How to set the username and password for smtpd in Postfix?

Question

I've set up Postfix as SMTP server by adding this configuration to main.cf:

myhostname = foo.com
mydomain = foo.com
myorigin = $mydomain

smtpd_sasl_path = private/auth
smtpd_sasl_auth_enable = yes
broken_sasl_auth_clients = yes
smtpd_sasl_security_options = noanonymous
smtpd_sasl_local_domain = $myhostname
smtpd_helo_required = yes
smtpd_helo_restrictions = reject_invalid_helo_hostname
smtpd_recipient_restrictions = reject_unknown_recipient_domain, reject_unauth_pipelining, permit_mynetworks, permit_sasl_authenticated, reject_unauth_destination

smtp_sasl_password_maps = hash:/etc/postfix/sasl_passwd

The sasl_passwd file looks like this:

foo.com    user:pass

And I've generated a sasl_passwd.db from that file. Unfortunately, when connecting to my server with the username and password, I keep getting authentication failures. What am I doing wrong?

Answer 1

You are mixing up smtpd_sasl and smtp_sasl, the first is for users authenticating on your server to submit emails for delivery, the latter is used when postfix does not deliver directly but also through a relay and postfix itself authenticates.

Unfortunately, when connecting to my server with the username and password, I keep getting authentication failures.

You say, that you are connecting to the server, so I guess you want to use SASL for smtpd. SASL in postfix for user authentication is usually accomplished by using dovecot or cyrus.

Two hints on where to start to face the task you are actually approaching:

• Postfix docs: SASL_README
• dovecot docs: Postfix and Dovecot SASL

Answer 2

As noted in the previous answer, the variable smtp_sasl_password_maps only applies to SMTP and not SMTPD. Would that the solution were as simple as pointing Postfix SMTPD to a file.

The previous answer cited what seems like an unnecessary of documentation for the problem of specifying pairs of usernames and passwords to a server.
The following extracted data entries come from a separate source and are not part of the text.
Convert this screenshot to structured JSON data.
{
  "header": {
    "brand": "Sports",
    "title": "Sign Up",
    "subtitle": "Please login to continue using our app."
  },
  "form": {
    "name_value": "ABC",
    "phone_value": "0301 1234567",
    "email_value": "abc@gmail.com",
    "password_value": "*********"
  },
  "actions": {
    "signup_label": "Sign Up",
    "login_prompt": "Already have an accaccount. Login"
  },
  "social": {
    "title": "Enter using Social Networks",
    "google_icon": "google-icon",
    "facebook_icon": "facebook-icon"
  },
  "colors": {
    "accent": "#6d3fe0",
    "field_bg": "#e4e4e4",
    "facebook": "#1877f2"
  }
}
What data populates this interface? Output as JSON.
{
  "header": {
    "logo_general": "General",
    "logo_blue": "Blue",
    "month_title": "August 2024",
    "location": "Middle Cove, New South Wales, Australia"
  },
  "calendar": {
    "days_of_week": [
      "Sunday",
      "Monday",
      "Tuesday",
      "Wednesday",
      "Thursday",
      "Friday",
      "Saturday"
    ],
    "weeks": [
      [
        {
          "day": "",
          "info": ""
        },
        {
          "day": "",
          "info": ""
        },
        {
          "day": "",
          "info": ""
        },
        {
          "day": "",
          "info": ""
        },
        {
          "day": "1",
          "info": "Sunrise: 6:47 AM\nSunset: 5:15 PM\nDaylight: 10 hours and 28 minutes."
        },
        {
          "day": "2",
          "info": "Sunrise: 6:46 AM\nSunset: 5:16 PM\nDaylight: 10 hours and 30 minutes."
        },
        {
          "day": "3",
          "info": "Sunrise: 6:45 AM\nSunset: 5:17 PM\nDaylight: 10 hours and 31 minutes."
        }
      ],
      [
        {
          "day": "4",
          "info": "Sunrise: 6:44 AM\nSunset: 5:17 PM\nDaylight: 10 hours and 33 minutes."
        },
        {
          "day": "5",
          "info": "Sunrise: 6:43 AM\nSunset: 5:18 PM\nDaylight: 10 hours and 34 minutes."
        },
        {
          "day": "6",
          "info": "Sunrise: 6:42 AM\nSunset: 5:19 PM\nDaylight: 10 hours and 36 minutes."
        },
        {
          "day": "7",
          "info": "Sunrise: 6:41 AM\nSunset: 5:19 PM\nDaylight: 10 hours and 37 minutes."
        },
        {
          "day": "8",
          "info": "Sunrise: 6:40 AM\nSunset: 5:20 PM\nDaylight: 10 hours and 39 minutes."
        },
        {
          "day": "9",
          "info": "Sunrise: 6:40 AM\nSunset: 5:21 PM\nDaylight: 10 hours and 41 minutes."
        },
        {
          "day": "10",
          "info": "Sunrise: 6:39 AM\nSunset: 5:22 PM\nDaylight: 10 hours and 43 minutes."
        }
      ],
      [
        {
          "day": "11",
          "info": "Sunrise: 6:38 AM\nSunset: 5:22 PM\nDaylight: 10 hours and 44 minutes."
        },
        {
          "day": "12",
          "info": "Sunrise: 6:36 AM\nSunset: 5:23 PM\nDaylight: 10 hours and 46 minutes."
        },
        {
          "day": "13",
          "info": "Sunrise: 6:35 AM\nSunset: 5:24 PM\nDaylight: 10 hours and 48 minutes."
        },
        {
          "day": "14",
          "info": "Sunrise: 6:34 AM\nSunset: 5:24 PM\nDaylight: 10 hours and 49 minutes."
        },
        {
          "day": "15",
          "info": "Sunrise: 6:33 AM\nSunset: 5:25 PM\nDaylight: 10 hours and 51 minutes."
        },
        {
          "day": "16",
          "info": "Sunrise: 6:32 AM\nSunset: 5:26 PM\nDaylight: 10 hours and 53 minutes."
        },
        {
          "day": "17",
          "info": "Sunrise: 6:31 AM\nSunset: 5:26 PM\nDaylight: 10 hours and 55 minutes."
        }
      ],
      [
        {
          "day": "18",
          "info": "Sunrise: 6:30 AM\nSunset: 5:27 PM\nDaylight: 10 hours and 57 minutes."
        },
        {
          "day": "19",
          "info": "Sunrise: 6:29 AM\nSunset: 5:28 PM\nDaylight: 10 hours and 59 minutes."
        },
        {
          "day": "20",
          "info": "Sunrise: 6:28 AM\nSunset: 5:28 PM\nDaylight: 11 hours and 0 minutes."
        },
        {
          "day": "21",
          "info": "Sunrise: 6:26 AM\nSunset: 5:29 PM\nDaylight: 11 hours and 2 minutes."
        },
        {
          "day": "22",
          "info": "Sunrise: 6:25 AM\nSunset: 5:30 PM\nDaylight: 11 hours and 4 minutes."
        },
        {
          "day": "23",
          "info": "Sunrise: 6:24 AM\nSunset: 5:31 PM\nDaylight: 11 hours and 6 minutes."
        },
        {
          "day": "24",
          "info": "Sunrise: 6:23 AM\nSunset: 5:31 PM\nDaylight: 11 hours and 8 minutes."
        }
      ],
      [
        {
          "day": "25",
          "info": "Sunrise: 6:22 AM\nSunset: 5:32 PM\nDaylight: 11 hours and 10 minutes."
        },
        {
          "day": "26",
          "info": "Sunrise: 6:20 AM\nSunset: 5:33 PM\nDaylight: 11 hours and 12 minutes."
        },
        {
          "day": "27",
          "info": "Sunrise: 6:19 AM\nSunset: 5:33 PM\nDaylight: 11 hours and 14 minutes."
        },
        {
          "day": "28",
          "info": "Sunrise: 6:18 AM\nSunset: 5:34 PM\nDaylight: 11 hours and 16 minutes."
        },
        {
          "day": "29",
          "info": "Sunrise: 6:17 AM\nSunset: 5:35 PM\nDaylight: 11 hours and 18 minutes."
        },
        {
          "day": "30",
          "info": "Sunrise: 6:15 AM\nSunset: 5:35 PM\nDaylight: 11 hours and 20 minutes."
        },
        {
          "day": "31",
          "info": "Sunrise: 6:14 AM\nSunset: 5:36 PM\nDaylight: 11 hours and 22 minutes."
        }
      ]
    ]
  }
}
It would be nice if Postfix SMTPD had a way to fall back to a file rather than requiring the administrator to learn about a daemon with pluggable modules.

Apparently such a solution does not exist, so the problem of specifying a set of usernames and passwords to the Postfix SMTPD configuration becomes a problem of getting Postfix SMTPD to interact with a daemon called SASL. (This fact, if true, does not appear in the referenced documentation, so I'm taking some risk to claim it here)

I found the most straightforward documentation for getting Postfix SMTPD to interact with SASL here: https://wiki.debian.org/PostfixAndSASL.

I ended up being able to get Postfix SMTPD to recognize the username/password from my shell login using the first method in the above tutorial "Using saslauthd with PAM". This uses the default SASL mechanism "pam" specified in /etc/default/saslauthd on Debian (although the tutorial tells you to create a copy of this file just for Postfix, which I did). PAM is a standard Unix authentication framework.

I remember running into some problems even with Debian's documentation, but I can't remember exactly what they were. These two commands were necessary to debug problems I encountered (substitute your own username and password):

echo MYPASSWORD | pamtester -v smptd myusername authenticate

sudo testsaslauthd -s smtp -u myusername -p MYPASSWORD

I might have had to have saslauthd running before Postfix SMTPD would even advertise an ability to authenticate to clients.

Finally, I tested submission using msmtp on another host. This tool didn't like the TLS keys in the default Debian Postfix configuration, so I modified main.cf to use letsencrypt keys.

I never had to learn what a Dovecot or a Cyrus is for this solution. However, it would be preferable to have a solution which enables me to use a different password from my shell login, as now my whole system is only as secure as Postfix.